Lá estava Osvaldo, bem mais jovem que o da minha frente, lambuzando-se no Baile do Taiti. Hum…. eu fiz. É o senhor, então. Olhei a data na foto. Conferia. Dez anos depois, Osvaldo estava de volta à capa do jornal ilustrando uma reportagem que anunciava o Baile do Taiti marcado para aquela noite.
Ofereci uma cadeira ao Osvaldo. Busquei um café. Perguntei se queria com açúcar ou adoçante. Tentei em vão explicar a ele como os arquivos dos jornais funcionavam. Uma vez no arquivo, havia sempre a possibilidade de a foto ser usada novamente, com a data devidamente registrada, como ele poderia conferir ali naquele cantinho, em letras bem miúdas. E a mesma data também poderia ser conferida por sua esposa amantíssima. Como ele seguia furioso, engrossei: “Eu estava lá e sou testemunha de que o senhor fez questão de posar para esta foto. Lembro que pediu para botar as mãos bem aqui, ó!”.
Osvaldo começou a chorar como um bebê na minha frente. E agora ele era um homem quase velho, cabelos ralos e barriga cultivada em muitos verões em Canoa Furada. “Foi uma bobagem! Será que eu vou ter de pagar por uma bobagem de juventude pela minha vida inteira?” Fiquei com pena. Eu sempre fui assim, toda penalizada. Afinal, se a mulher tinha querido acreditar nele e seguir com aquele casamento do jeito que dava, eu não achava justo ele estar lá estampado dez anos depois.
Pedi uma licencinha e desci ao arquivo.
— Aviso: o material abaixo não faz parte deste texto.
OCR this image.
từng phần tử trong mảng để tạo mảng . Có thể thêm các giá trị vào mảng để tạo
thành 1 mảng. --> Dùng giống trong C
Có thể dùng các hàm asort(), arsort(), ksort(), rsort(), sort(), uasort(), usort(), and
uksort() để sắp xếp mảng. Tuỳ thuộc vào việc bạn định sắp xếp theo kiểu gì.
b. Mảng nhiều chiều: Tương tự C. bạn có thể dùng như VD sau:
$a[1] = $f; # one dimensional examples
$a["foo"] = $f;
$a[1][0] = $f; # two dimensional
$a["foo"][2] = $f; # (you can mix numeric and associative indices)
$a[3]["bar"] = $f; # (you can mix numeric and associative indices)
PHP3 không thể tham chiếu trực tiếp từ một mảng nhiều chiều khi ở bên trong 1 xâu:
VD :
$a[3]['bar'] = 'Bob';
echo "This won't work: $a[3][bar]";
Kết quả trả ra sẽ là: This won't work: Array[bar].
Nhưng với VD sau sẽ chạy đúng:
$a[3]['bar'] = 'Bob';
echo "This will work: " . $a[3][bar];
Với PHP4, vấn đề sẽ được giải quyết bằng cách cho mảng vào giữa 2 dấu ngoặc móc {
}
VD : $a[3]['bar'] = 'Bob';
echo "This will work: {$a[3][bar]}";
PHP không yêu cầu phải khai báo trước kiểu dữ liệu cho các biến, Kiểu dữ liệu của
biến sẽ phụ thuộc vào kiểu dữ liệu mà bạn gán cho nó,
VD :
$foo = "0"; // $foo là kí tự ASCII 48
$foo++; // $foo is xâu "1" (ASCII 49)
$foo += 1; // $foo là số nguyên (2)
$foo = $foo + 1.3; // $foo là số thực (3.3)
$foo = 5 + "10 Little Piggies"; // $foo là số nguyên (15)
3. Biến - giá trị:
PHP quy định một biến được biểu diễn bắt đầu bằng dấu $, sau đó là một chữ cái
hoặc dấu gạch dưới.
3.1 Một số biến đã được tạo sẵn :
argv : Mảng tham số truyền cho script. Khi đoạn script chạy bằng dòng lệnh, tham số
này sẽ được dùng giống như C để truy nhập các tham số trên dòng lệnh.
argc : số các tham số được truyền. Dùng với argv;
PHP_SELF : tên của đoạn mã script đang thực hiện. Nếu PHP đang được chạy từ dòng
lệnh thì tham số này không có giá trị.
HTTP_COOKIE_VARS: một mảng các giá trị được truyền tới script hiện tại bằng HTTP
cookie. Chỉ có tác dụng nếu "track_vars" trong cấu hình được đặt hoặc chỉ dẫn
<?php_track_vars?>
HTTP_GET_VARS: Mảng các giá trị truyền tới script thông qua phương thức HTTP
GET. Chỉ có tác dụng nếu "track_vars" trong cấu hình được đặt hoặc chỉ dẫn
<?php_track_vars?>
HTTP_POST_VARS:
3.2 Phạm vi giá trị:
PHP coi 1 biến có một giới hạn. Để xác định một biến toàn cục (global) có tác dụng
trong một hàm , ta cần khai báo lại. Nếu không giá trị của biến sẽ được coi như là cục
Roubei os negativos (eram negativos) e entreguei a ele. Como era bom o mundo quando bastava roubar os negativos para a memória desaparecer! Algumas memórias, pelo menos. Pronto. Agora todas as provas do seu crime estão na sua mão. E não resisti. Agora é só você e a sua consciência. Osvaldo saiu cabisbaixo e eu me senti magnânima. Ele era um bom sujeito, afinal. Ninguém pode ser condenado a vida inteira por uma noite de mau gosto estético. E usar foto de arquivo, nestas circunstâncias, vamos combinar que é meio despropositado.
Me senti assim, superior e quase sem remorsos jornalísticos, até examinar o material trazido pelos fotógrafos no dia seguinte. E, adivinhem, lá estava Osvaldo, com sua barriga, sua careca, suas duas (ou seriam três?) mãos e agora quatro taitianas, o que só comprovava que os anos que não o favoreceram haviam sido generosos com sua conta bancária. “É esta a foto de capa!”, anunciei ao diagramador. “Abra em cinco colunas e avise a circulação para reforçar o repasse de Canoa Furada”.
Osvaldinho Tripé nunca mais deu as caras nem outras partes na redação do Meia-Noite. É tudo ficção, claro. Mas que a realidade é imbatível, ah, isso é.